From conservation of momentum we know that in the center of mass frame of the fragments the momentum of any fragment is equal and opposite to the sum of the momenta of the other two fragments, and since all fragments have the same mass, this must also hold for their velocities. Call their velocities U₁, U₂and U₃, with U₃being fastest. We have

(1) U₃ = −(U₁+ U₂).

From conservation of energy we know that ½m(|U₁|²+ |U₂|² + |U₃|²)= E, where E is the total kinetic energy imparted to the fragments by the explosion and m is the mass of each fragment, so

(2) |U₃|²= 2E/m − (|U₁|²+ |U₂|²).

Writing (|U₁|²+ |U₂|²) as ½(|U₁+ U₂|²+ |U₁− U₂|²) and using (1) we find,

(3) |U₃|²= (4E/m − |U₁− U₂|²)/3.

|U₃| is maximal when |U₁− U₂|is minimal, which happens when U₁= U₂= −½U_3. Thus, in the CM frame the fastest fragment is moving in the direction opposite the other two fragments and twice as fast. Furthermore, U₃ must be in the same direction as the shell's velocity V in the ground frame in order for their sum, the velocity of the fastest fragment in the ground frame, to have maximum magnitude. Thus, in the ground frame the fastest fragment is moving in the same direction that the shell was moving before it exploded. Having observed these two points, the problem reduces to simple algebra: Let the speed of the shell in the ground frame be V = 500 m/s.

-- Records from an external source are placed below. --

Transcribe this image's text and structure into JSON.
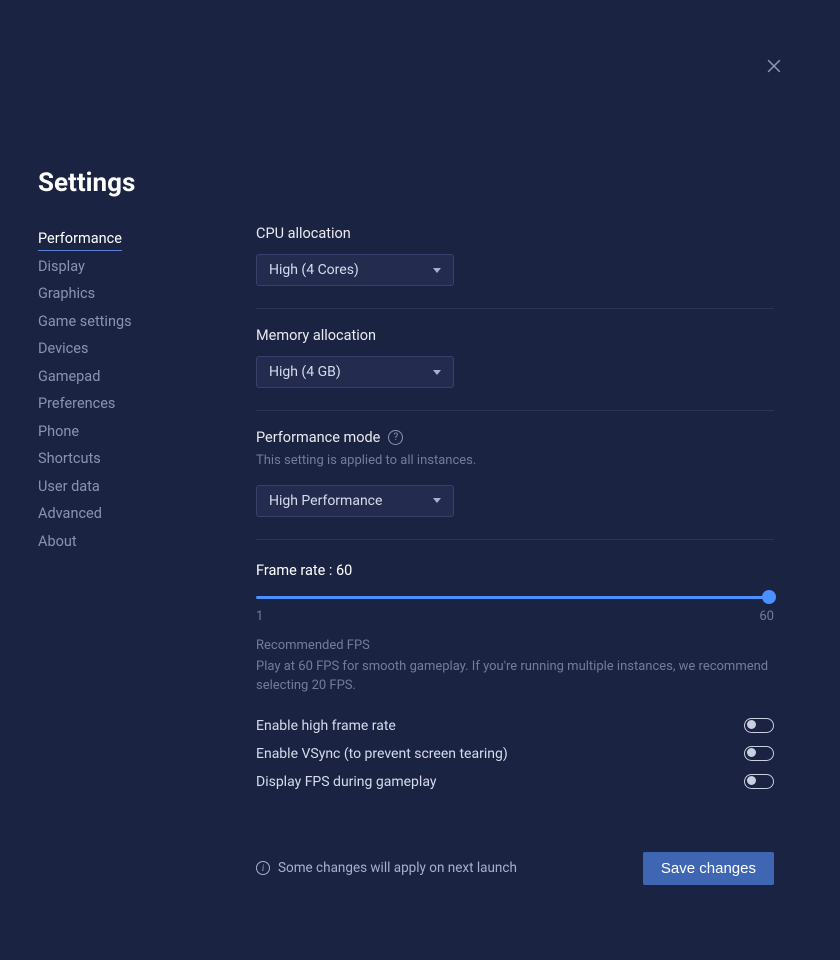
{
  "title": "Settings",
  "sidebar": {
    "items": [
      {
        "label": "Performance",
        "active": true
      },
      {
        "label": "Display"
      },
      {
        "label": "Graphics"
      },
      {
        "label": "Game settings"
      },
      {
        "label": "Devices"
      },
      {
        "label": "Gamepad"
      },
      {
        "label": "Preferences"
      },
      {
        "label": "Phone"
      },
      {
        "label": "Shortcuts"
      },
      {
        "label": "User data"
      },
      {
        "label": "Advanced"
      },
      {
        "label": "About"
      }
    ]
  },
  "cpu": {
    "label": "CPU allocation",
    "value": "High (4 Cores)"
  },
  "memory": {
    "label": "Memory allocation",
    "value": "High (4 GB)"
  },
  "perf_mode": {
    "label": "Performance mode",
    "hint": "This setting is applied to all instances.",
    "value": "High Performance"
  },
  "frame": {
    "label": "Frame rate : 60",
    "min": "1",
    "max": "60",
    "current": 60,
    "reco_title": "Recommended FPS",
    "reco_text": "Play at 60 FPS for smooth gameplay. If you're running multiple instances, we recommend selecting 20 FPS."
  },
  "toggles": {
    "high_frame": {
      "label": "Enable high frame rate",
      "on": false
    },
    "vsync": {
      "label": "Enable VSync (to prevent screen tearing)",
      "on": false
    },
    "display_fps": {
      "label": "Display FPS during gameplay",
      "on": false
    }
  },
  "footer": {
    "info": "Some changes will apply on next launch",
    "save": "Save changes"
  }
}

Let |U₃| = 2U, and |U₁| = |U₂| = U. Noting that the speeds of the fragments in the ground frame are V+2U (fastest fragment) and V−U (other two fragments), we can translate the given kinetic energy increase into,

(4) 3/2 * (1/2)(3m)V^2 = (1/2)(2m)(V−U)^2 + (1/2)m(V+2U)^2,

which simplifies to V = 2U. Hence the speed of the fastest fragment is V + 2U = V + V = 1000 m/s.